Die Frage ist nicht mehr vordergründig, ob wir ausreichende, genügende intensivmedizinische Betreuung haben, sondern die Frage ist mittlerweile: Haben wir genügend Fachkräfte, um intensivmedizinisch zu betreuen?

Das Anerkennungsverfahren selbst muss verbessert werden. Einheitlichkeit und Transparenz sind auch hier ein Thema. Die Übernahme der Kosten für diejenigen, die beantragen, und für diejenigen, die zusätzliche Qualifikationsmaßnahmen vorlegen müssen, muss weiter verbessert werden.

Zum Zweiten ist noch etwas wichtig. Das ist die Kultur der Vielfalt in den Unternehmen. Fachlich ist eine gewisse Augenhöhe durch die Gleichstellung der Berufsabschlüsse hergestellt; aber auf personeller und auf zwischenmenschlicher Ebene ist da noch einiges zu tun. Ein produktiver Umgang mit Unterschiedlichkeit, mit Diversität ist, denke ich, eine ganz wichtige Aufgabe im Personalmanagement von Unternehmen.

Gestatten Sie mir aber noch eine Bemerkung zum zweiten Teil des vorliegenden Artikelgesetzes, der sich mit dem Fernunterricht beschäftigt.
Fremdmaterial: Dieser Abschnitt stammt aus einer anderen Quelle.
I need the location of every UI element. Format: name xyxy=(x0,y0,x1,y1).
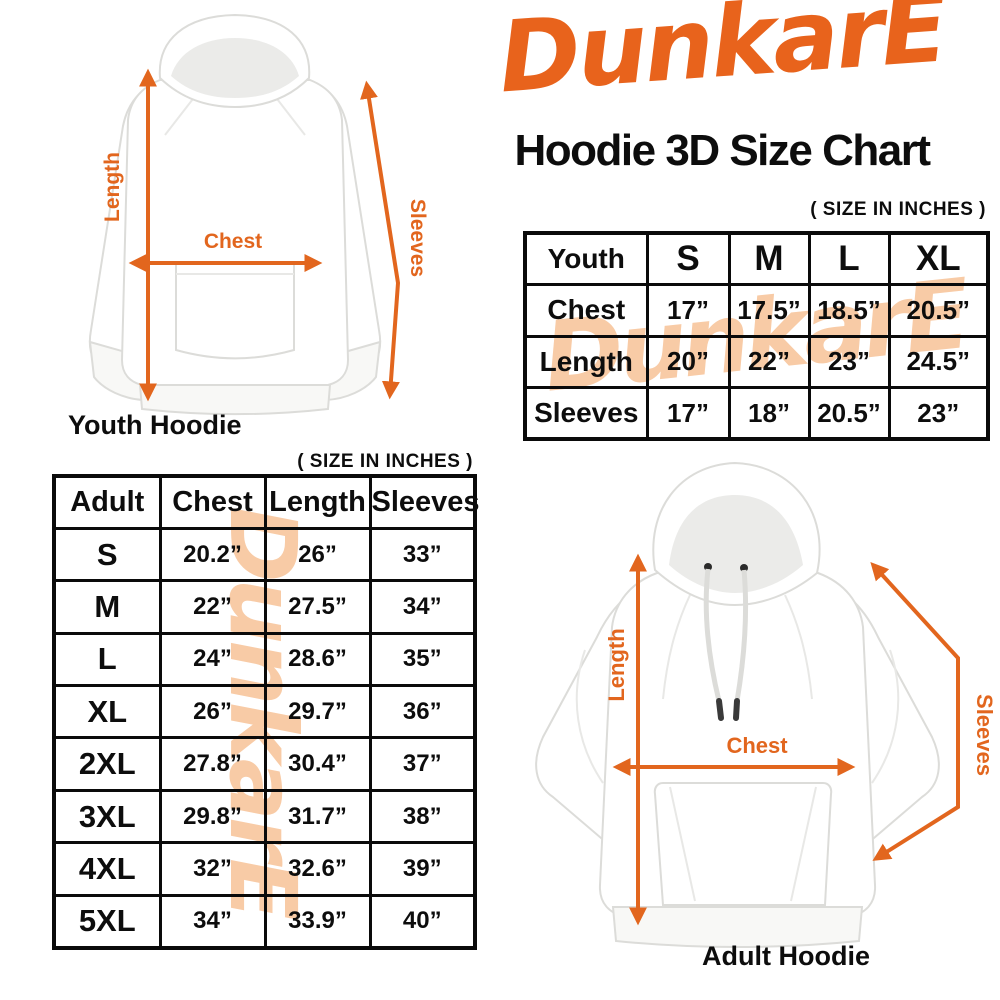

Genauer gesagt, möchte ich zu dem sprechen, womit er sich leider nicht beschäftigt.

Lernen im digitalen Zeitalter, organisiertes und institutionelles Lernen im digitalen Zeitalter wirft neue Fragen auf: Was ist eigentlich Unterricht, wenn Teilnehmende selbstorganisierend lernen? Wann gilt was als Teilnahme? Welche Standards für digitalen Unterricht müssen geregelt werden? Dazu gehören Interoperabilität – das heißt, die Systeme müssen miteinander funktionieren, müssen vereinbar sein –, die Offenheit der Systeme für die Nutzung von Open Educational Resources, die Plattformunabhängigkeit, sodass Lernmaterialien nicht nur an eine Plattform gebunden sind. Wer sichert die Qualität?

(Zuruf von der AfD: Wo bleibt der Lehrer?)
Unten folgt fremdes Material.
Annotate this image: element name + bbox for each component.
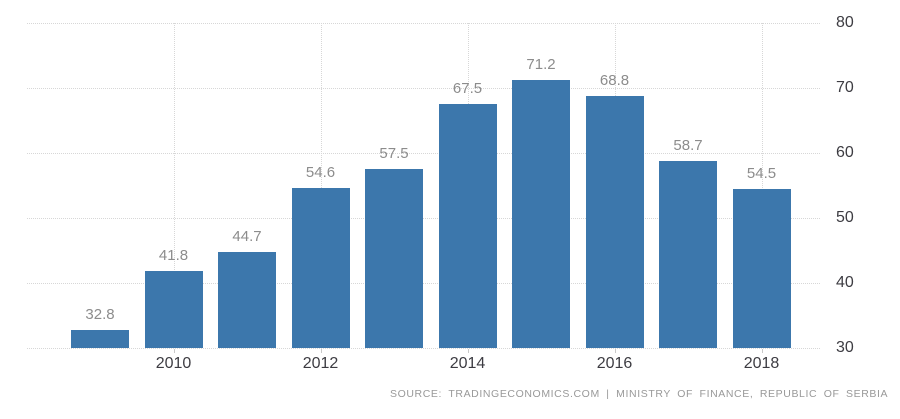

Im Übrigen sind dies alles Fragen, die sich auch an Schulen richten, nicht nur in Coronazeiten. Und hier, meine Damen und Herren, liebe Kolleginnen und Kollegen, fehlt ein größerer Wurf, um eben auch dort Rechtssicherheit und Orientierung zu schaffen. Ich denke, da haben Sie noch einiges an Hausaufgaben zu erledigen.